2. Descubrir que se es un ser particular, el que enfrenta situaciones en el momento adecuado y oportuno. La vida exige vivir algo, y realizar algo en un momento determinado. Si no se hace en ese momento, ya pasó y se debe ser responsable por haber perdido esa oportunidad.
A su vez, es importante ser flexible con los valores. Por ejemplo, el valor del respeto a la vida es inalienable, pero ¿qué pasa cuando se actúa en defensa propia? Esta flexibilidad de los valores no significa que sea acomodaticia, sino que para cada situación o momento tiene que existir una respuesta correcta y ésta corresponderá a cada ser humano.
3. La tercera condición es que somos seres trascendentales. Esto quiere decir que dejamos huella, pero siempre y cuando nos hayamos comprometido en dar respuesta a las exigencias de la vida.
Ambición positiva
Para dejar huella, aclara Aguilar, no es necesario ser importante, famoso o rico. Simple y llanamente se cumple con el papel que a cada uno le corresponde desempeñar en la vida, se cumple como ciudadano, como padre de familia, con el cónyuge y con los hijos. No se hacen cosas para beneficio propio, sino para lo que pide la vida.

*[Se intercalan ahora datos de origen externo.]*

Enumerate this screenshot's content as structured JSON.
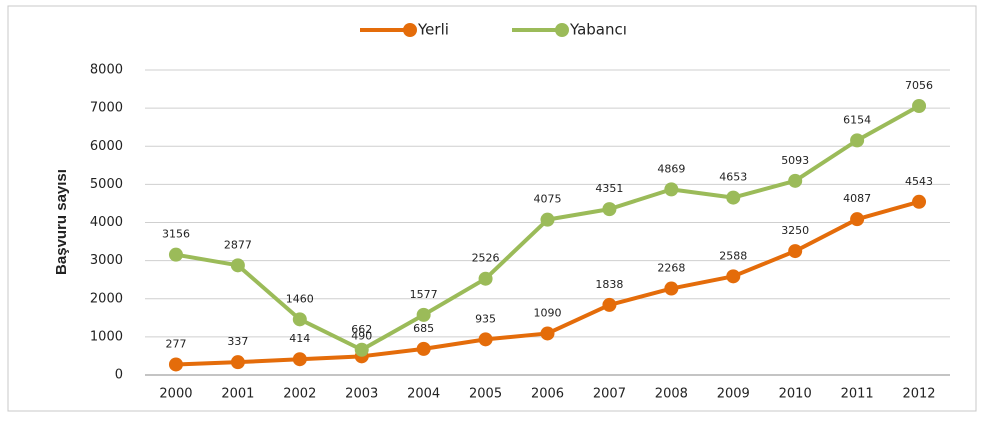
{
  "chart_data": {
    "type": "line",
    "y_label": "Başvuru sayısı",
    "categories": [
      "2000",
      "2001",
      "2002",
      "2003",
      "2004",
      "2005",
      "2006",
      "2007",
      "2008",
      "2009",
      "2010",
      "2011",
      "2012"
    ],
    "series": [
      {
        "name": "Yerli",
        "color": "#e46c0a",
        "values": [
          277,
          337,
          414,
          490,
          685,
          935,
          1090,
          1838,
          2268,
          2588,
          3250,
          4087,
          4543
        ]
      },
      {
        "name": "Yabancı",
        "color": "#9bbb59",
        "values": [
          3156,
          2877,
          1460,
          662,
          1577,
          2526,
          4075,
          4351,
          4869,
          4653,
          5093,
          6154,
          7056
        ]
      }
    ],
    "ylim": [
      0,
      8000
    ],
    "yticks": [
      0,
      1000,
      2000,
      3000,
      4000,
      5000,
      6000,
      7000,
      8000
    ],
    "grid": true,
    "legend": "top"
  }
}
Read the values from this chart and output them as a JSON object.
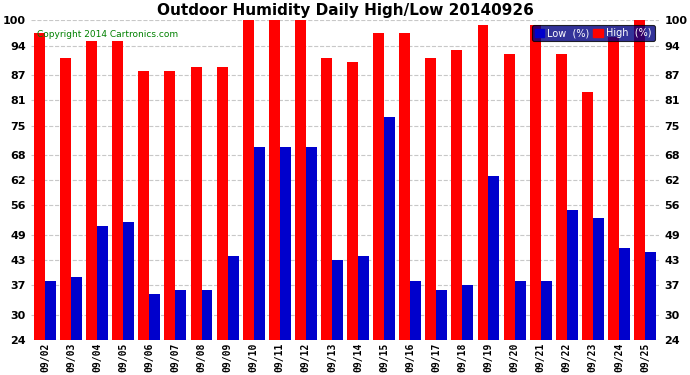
{
  "title": "Outdoor Humidity Daily High/Low 20140926",
  "copyright": "Copyright 2014 Cartronics.com",
  "categories": [
    "09/02",
    "09/03",
    "09/04",
    "09/05",
    "09/06",
    "09/07",
    "09/08",
    "09/09",
    "09/10",
    "09/11",
    "09/12",
    "09/13",
    "09/14",
    "09/15",
    "09/16",
    "09/17",
    "09/18",
    "09/19",
    "09/20",
    "09/21",
    "09/22",
    "09/23",
    "09/24",
    "09/25"
  ],
  "high_values": [
    97,
    91,
    95,
    95,
    88,
    88,
    89,
    89,
    100,
    100,
    100,
    91,
    90,
    97,
    97,
    91,
    93,
    99,
    92,
    99,
    92,
    83,
    96,
    100
  ],
  "low_values": [
    38,
    39,
    51,
    52,
    35,
    36,
    36,
    44,
    70,
    70,
    70,
    43,
    44,
    77,
    38,
    36,
    37,
    63,
    38,
    38,
    55,
    53,
    46,
    45
  ],
  "high_color": "#FF0000",
  "low_color": "#0000CC",
  "bg_color": "#FFFFFF",
  "grid_color": "#C8C8C8",
  "yticks": [
    24,
    30,
    37,
    43,
    49,
    56,
    62,
    68,
    75,
    81,
    87,
    94,
    100
  ],
  "ymin": 24,
  "ymax": 100,
  "title_fontsize": 11,
  "legend_low_label": "Low  (%)",
  "legend_high_label": "High  (%)"
}
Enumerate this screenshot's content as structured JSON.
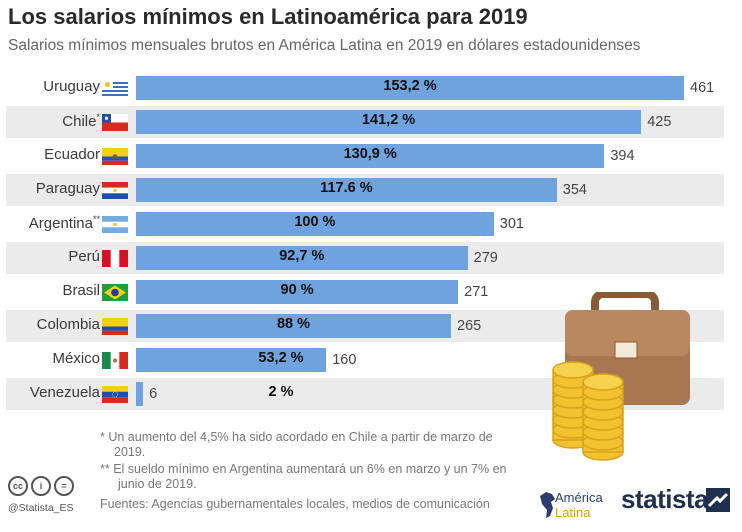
{
  "title": "Los salarios mínimos en Latinoamérica para 2019",
  "subtitle": "Salarios mínimos mensuales brutos en América Latina en 2019 en dólares estadounidenses",
  "colors": {
    "bar": "#6fa3e0",
    "stripe": "#ebebeb"
  },
  "chart_data": {
    "type": "bar",
    "orientation": "horizontal",
    "categories": [
      "Uruguay",
      "Chile",
      "Ecuador",
      "Paraguay",
      "Argentina",
      "Perú",
      "Brasil",
      "Colombia",
      "México",
      "Venezuela"
    ],
    "markers": [
      "",
      "*",
      "",
      "",
      "**",
      "",
      "",
      "",
      "",
      ""
    ],
    "values": [
      461,
      425,
      394,
      354,
      301,
      279,
      271,
      265,
      160,
      6
    ],
    "value_labels": [
      "461",
      "425",
      "394",
      "354",
      "301",
      "279",
      "271",
      "265",
      "160",
      "6"
    ],
    "percent_labels": [
      "153,2 %",
      "141,2 %",
      "130,9 %",
      "117.6 %",
      "100 %",
      "92,7 %",
      "90 %",
      "88 %",
      "53,2 %",
      "2 %"
    ],
    "flags": [
      "uruguay-flag-icon",
      "chile-flag-icon",
      "ecuador-flag-icon",
      "paraguay-flag-icon",
      "argentina-flag-icon",
      "peru-flag-icon",
      "brasil-flag-icon",
      "colombia-flag-icon",
      "mexico-flag-icon",
      "venezuela-flag-icon"
    ],
    "xlim": [
      0,
      461
    ],
    "grid": false,
    "legend": "none"
  },
  "notes": {
    "note1": "*  Un aumento del 4,5% ha sido acordado en Chile a partir de marzo de 2019.",
    "note2": "** El sueldo mínimo en Argentina aumentará un 6% en marzo y un 7% en junio de 2019."
  },
  "sources": "Fuentes: Agencias gubernamentales locales, medios de comunicación",
  "footer": {
    "cc_icons": [
      "cc",
      "i",
      "="
    ],
    "handle": "@Statista_ES",
    "partner_line1": "América",
    "partner_line2": "Latina",
    "brand": "statista"
  },
  "illustration": "briefcase-with-coins-icon"
}
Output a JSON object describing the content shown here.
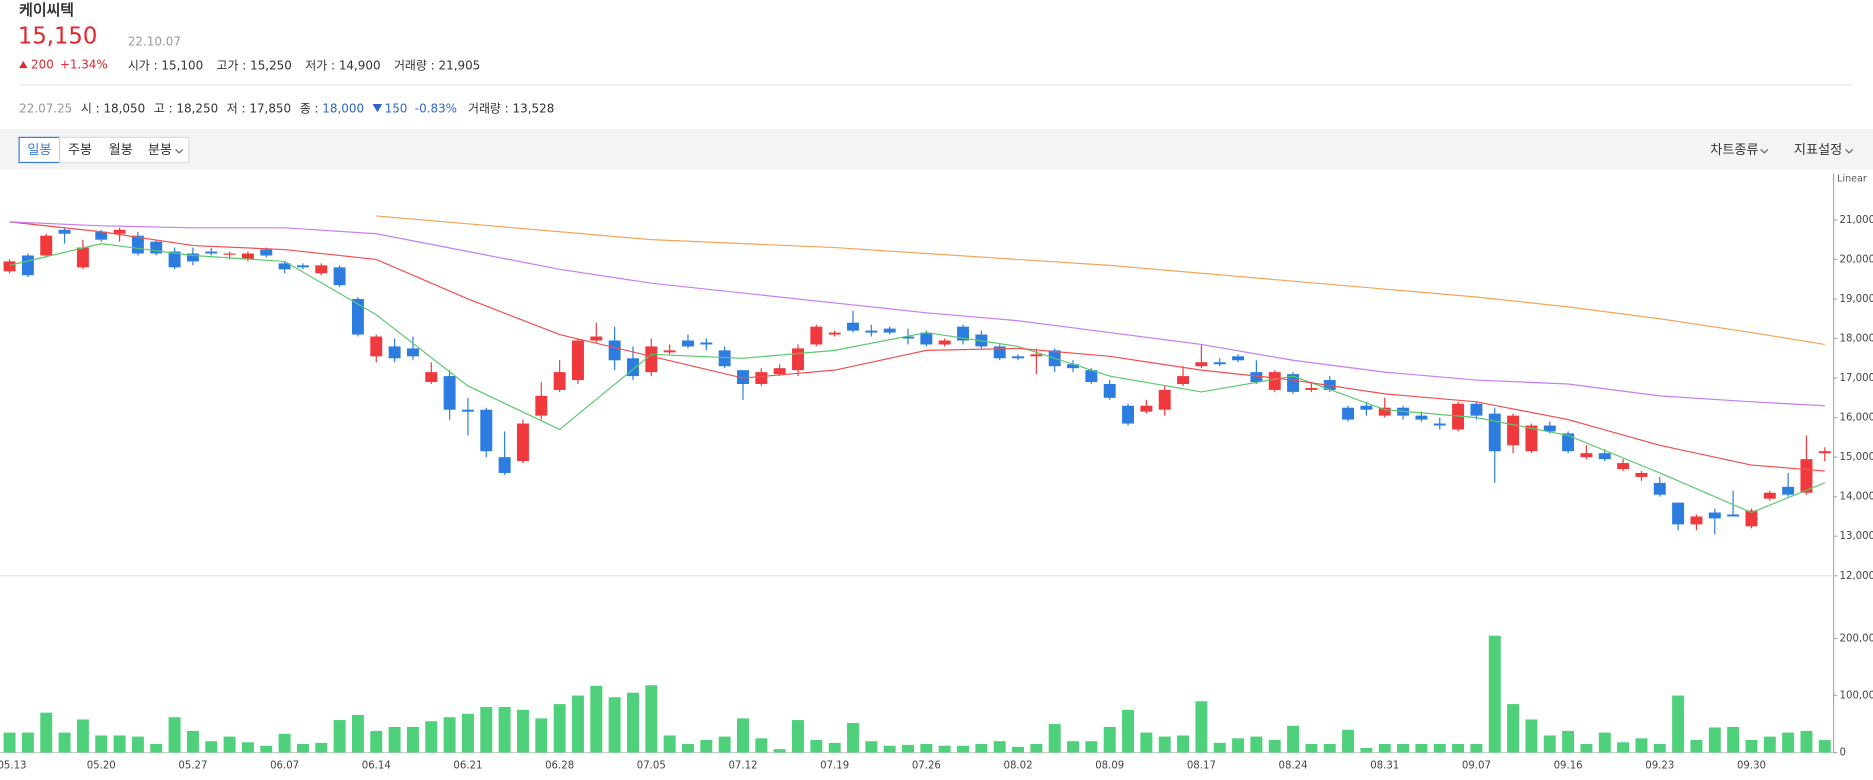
{
  "header": {
    "name": "케이씨텍",
    "price": "15,150",
    "date": "22.10.07",
    "change": "200",
    "change_pct": "+1.34%",
    "stats": [
      {
        "label": "시가 : ",
        "value": "15,100"
      },
      {
        "label": "고가 : ",
        "value": "15,250"
      },
      {
        "label": "저가 : ",
        "value": "14,900"
      },
      {
        "label": "거래량 : ",
        "value": "21,905"
      }
    ]
  },
  "snapshot": {
    "date": "22.07.25",
    "stats": [
      {
        "label": "시 : ",
        "value": "18,050"
      },
      {
        "label": "고 : ",
        "value": "18,250"
      },
      {
        "label": "저 : ",
        "value": "17,850"
      },
      {
        "label": "종 : ",
        "value": "18,000"
      }
    ],
    "change": "150",
    "change_pct": "-0.83%",
    "volume_label": "거래량 : ",
    "volume": "13,528"
  },
  "toolbar": {
    "periods": [
      "일봉",
      "주봉",
      "월봉",
      "분봉"
    ],
    "menus": [
      "차트종류",
      "지표설정"
    ]
  },
  "chart_data": {
    "type": "candlestick",
    "scale_label": "Linear",
    "up_color": "#f0393d",
    "down_color": "#2d7de0",
    "volume_color": "#4fd07a",
    "categories": [
      "05.13",
      null,
      null,
      null,
      null,
      "05.20",
      null,
      null,
      null,
      null,
      "05.27",
      null,
      null,
      null,
      null,
      "06.07",
      null,
      null,
      null,
      null,
      "06.14",
      null,
      null,
      null,
      null,
      "06.21",
      null,
      null,
      null,
      null,
      "06.28",
      null,
      null,
      null,
      null,
      "07.05",
      null,
      null,
      null,
      null,
      "07.12",
      null,
      null,
      null,
      null,
      "07.19",
      null,
      null,
      null,
      null,
      "07.26",
      null,
      null,
      null,
      null,
      "08.02",
      null,
      null,
      null,
      null,
      "08.09",
      null,
      null,
      null,
      null,
      "08.17",
      null,
      null,
      null,
      null,
      "08.24",
      null,
      null,
      null,
      null,
      "08.31",
      null,
      null,
      null,
      null,
      "09.07",
      null,
      null,
      null,
      null,
      "09.16",
      null,
      null,
      null,
      null,
      "09.23",
      null,
      null,
      null,
      null,
      "09.30",
      null,
      null,
      null,
      null
    ],
    "open": [
      19700,
      20100,
      20100,
      20750,
      19800,
      20700,
      20650,
      20600,
      20450,
      20200,
      20150,
      20200,
      20150,
      20000,
      20250,
      19900,
      19850,
      19650,
      19800,
      19000,
      17550,
      17800,
      17750,
      16900,
      17050,
      16200,
      16200,
      15000,
      14900,
      16050,
      16700,
      16950,
      17950,
      17950,
      17500,
      17150,
      17650,
      17950,
      17900,
      17700,
      17200,
      16850,
      17100,
      17200,
      17850,
      18100,
      18400,
      18200,
      18250,
      18050,
      18150,
      17850,
      18300,
      18100,
      17800,
      17550,
      17550,
      17700,
      17350,
      17200,
      16850,
      16300,
      16150,
      16200,
      16850,
      17300,
      17400,
      17550,
      17150,
      16700,
      17100,
      16700,
      16950,
      16250,
      16300,
      16050,
      16250,
      16050,
      15850,
      15700,
      16350,
      16100,
      15300,
      15150,
      15800,
      15600,
      15000,
      15100,
      14700,
      14500,
      14350,
      13850,
      13300,
      13600,
      13550,
      13250,
      13950,
      14250,
      14100,
      15100
    ],
    "high": [
      20000,
      20150,
      20650,
      20800,
      20500,
      20750,
      20800,
      20700,
      20500,
      20300,
      20300,
      20300,
      20200,
      20200,
      20300,
      19950,
      19900,
      19900,
      19850,
      19050,
      18100,
      18000,
      18050,
      17400,
      17200,
      16500,
      16250,
      15650,
      15950,
      16900,
      17450,
      18000,
      18400,
      18300,
      17800,
      18000,
      17850,
      18100,
      18000,
      17800,
      17200,
      17250,
      17350,
      17850,
      18350,
      18200,
      18700,
      18350,
      18300,
      18250,
      18200,
      18000,
      18350,
      18200,
      17850,
      17600,
      17750,
      17750,
      17450,
      17250,
      16950,
      16350,
      16450,
      16800,
      17300,
      17850,
      17500,
      17600,
      17450,
      17200,
      17150,
      16900,
      17050,
      16300,
      16400,
      16500,
      16300,
      16150,
      16000,
      16400,
      16400,
      16250,
      16100,
      15850,
      15900,
      15650,
      15300,
      15200,
      14950,
      14650,
      14500,
      13850,
      13550,
      13700,
      14150,
      13700,
      14150,
      14600,
      15550,
      15250
    ],
    "low": [
      19650,
      19550,
      20050,
      20400,
      19750,
      20450,
      20450,
      20100,
      20100,
      19750,
      19850,
      20100,
      20000,
      19950,
      20050,
      19650,
      19750,
      19600,
      19300,
      18050,
      17400,
      17400,
      17450,
      16850,
      15950,
      15550,
      15000,
      14550,
      14850,
      15950,
      16650,
      16850,
      17900,
      17200,
      16950,
      17050,
      17600,
      17750,
      17700,
      17250,
      16450,
      16800,
      17050,
      17050,
      17800,
      18050,
      18150,
      18050,
      18100,
      17850,
      17800,
      17800,
      17850,
      17750,
      17450,
      17450,
      17100,
      17150,
      17150,
      16850,
      16450,
      15800,
      16100,
      16050,
      16800,
      17250,
      17300,
      17400,
      16850,
      16650,
      16600,
      16650,
      16650,
      15900,
      16050,
      16000,
      15950,
      15900,
      15700,
      15650,
      15950,
      14350,
      15100,
      15100,
      15600,
      15100,
      14950,
      14900,
      14650,
      14400,
      14000,
      13150,
      13150,
      13050,
      13500,
      13200,
      13900,
      14000,
      14050,
      14900
    ],
    "close": [
      19950,
      19600,
      20600,
      20650,
      20300,
      20500,
      20750,
      20150,
      20150,
      19800,
      19950,
      20150,
      20150,
      20150,
      20100,
      19750,
      19800,
      19850,
      19350,
      18100,
      18050,
      17500,
      17550,
      17150,
      16200,
      16150,
      15150,
      14600,
      15850,
      16550,
      17150,
      17950,
      18050,
      17450,
      17050,
      17800,
      17700,
      17800,
      17850,
      17300,
      16850,
      17150,
      17250,
      17750,
      18300,
      18150,
      18200,
      18150,
      18150,
      18000,
      17850,
      17950,
      17950,
      17800,
      17500,
      17500,
      17600,
      17300,
      17250,
      16900,
      16500,
      15850,
      16300,
      16700,
      17050,
      17400,
      17350,
      17450,
      16900,
      17150,
      16650,
      16750,
      16700,
      15950,
      16200,
      16250,
      16050,
      15950,
      15800,
      16350,
      16050,
      15150,
      16050,
      15800,
      15650,
      15150,
      15100,
      14950,
      14850,
      14600,
      14050,
      13300,
      13500,
      13450,
      13500,
      13650,
      14100,
      14050,
      14950,
      15150
    ],
    "volume": [
      35000,
      35000,
      70000,
      35000,
      58000,
      30000,
      30000,
      28000,
      15000,
      62000,
      38000,
      20000,
      28000,
      18000,
      12000,
      33000,
      15000,
      17000,
      57000,
      66000,
      38000,
      45000,
      45000,
      55000,
      62000,
      68000,
      80000,
      80000,
      75000,
      60000,
      85000,
      100000,
      117000,
      97000,
      105000,
      118000,
      30000,
      15000,
      22000,
      28000,
      60000,
      25000,
      6000,
      57000,
      22000,
      17000,
      52000,
      20000,
      12000,
      13528,
      15000,
      12000,
      12000,
      15000,
      20000,
      10000,
      15000,
      50000,
      20000,
      20000,
      45000,
      75000,
      35000,
      28000,
      30000,
      90000,
      17000,
      25000,
      28000,
      22000,
      47000,
      15000,
      15000,
      40000,
      8000,
      15000,
      15000,
      15000,
      15000,
      15000,
      15000,
      205000,
      85000,
      58000,
      30000,
      38000,
      15000,
      35000,
      18000,
      25000,
      15000,
      100000,
      22000,
      44000,
      45000,
      22000,
      28000,
      35000,
      38000,
      21905
    ],
    "ma_x": [
      0,
      5,
      10,
      15,
      20,
      25,
      30,
      35,
      40,
      45,
      50,
      55,
      60,
      65,
      70,
      75,
      80,
      85,
      90,
      95,
      99
    ],
    "ma_series": [
      {
        "color": "#5cc86c",
        "values": [
          19850,
          20400,
          20100,
          19950,
          18600,
          16800,
          15700,
          17600,
          17500,
          17700,
          18150,
          17800,
          17050,
          16650,
          17050,
          16200,
          16000,
          15550,
          14600,
          13600,
          14350
        ]
      },
      {
        "color": "#f05050",
        "values": [
          20950,
          20700,
          20350,
          20250,
          20000,
          19000,
          18100,
          17550,
          17000,
          17200,
          17700,
          17750,
          17550,
          17200,
          16950,
          16600,
          16400,
          15950,
          15300,
          14800,
          14650
        ]
      },
      {
        "color": "#c67ef2",
        "values": [
          20950,
          20850,
          20800,
          20800,
          20650,
          20200,
          19750,
          19400,
          19150,
          18900,
          18650,
          18450,
          18150,
          17850,
          17450,
          17150,
          16950,
          16850,
          16550,
          16400,
          16300
        ]
      },
      {
        "color": "#f2a55a",
        "values": [
          null,
          null,
          null,
          null,
          21100,
          20900,
          20700,
          20500,
          20400,
          20300,
          20150,
          20000,
          19850,
          19650,
          19450,
          19250,
          19050,
          18800,
          18500,
          18150,
          17850
        ]
      }
    ],
    "ylim": [
      12000,
      22180
    ],
    "yticks": [
      {
        "value": 12000,
        "label": "12,000"
      },
      {
        "value": 13000,
        "label": "13,000"
      },
      {
        "value": 14000,
        "label": "14,000"
      },
      {
        "value": 15000,
        "label": "15,000"
      },
      {
        "value": 16000,
        "label": "16,000"
      },
      {
        "value": 17000,
        "label": "17,000"
      },
      {
        "value": 18000,
        "label": "18,000"
      },
      {
        "value": 19000,
        "label": "19,000"
      },
      {
        "value": 20000,
        "label": "20,000"
      },
      {
        "value": 21000,
        "label": "21,000"
      }
    ],
    "volume_ylim": [
      0,
      310000
    ],
    "volume_ticks": [
      0,
      {
        "value": 100000,
        "label": "100,000"
      },
      {
        "value": 200000,
        "label": "200,000"
      }
    ]
  }
}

La única ambición válida y positiva es la de cumplir con el deber ser, la que se origina de una conciencia responsable y ésta desde luego no puede ser considerada como una obligación. La obligación cumple con un criterio externo (algo o alguien me exige) y se espera una ganancia secundaria. Un acto obligado se realiza para minimizar una culpa, para evitar un castigo o para ganar un premio.
El deber ser de ninguna manera busca una ganancia secundaria, sólo busca el responder al cumplimiento de una causa que el individuo considera como de su entera responsabilidad. Lo más importante es que esa causa se lleva a cabo a pesar de que se puede perder dinero, prestigio o poder.
Entonces, la ambición positiva es cuando una persona sabe conciliar su propia ambición con el bien común. Una persona virtuosa tiene una disposición constante para hacer el bien (por eso no le importa perder dinero), muestra una perfecta adhesión de su voluntad a las leyes de una moral vigente o evidencia una disposición particular a observar determinados deberes o a cumplir determinadas acciones. Su ambición no trastoca intereses comunitarios.
Un hombre con una ambición sana destaca entre sus valores la justicia, porque introduce armonía entre todas las virtudes y sólo éstas aseguran la rectitud en las diferentes partes del alma humana.
En síntesis, un hombre virtuoso es templado y de ningún modo amante de la riqueza y sólo a él conviene moderar las ilusiones de la riqueza, con toda su secuela de dispendios.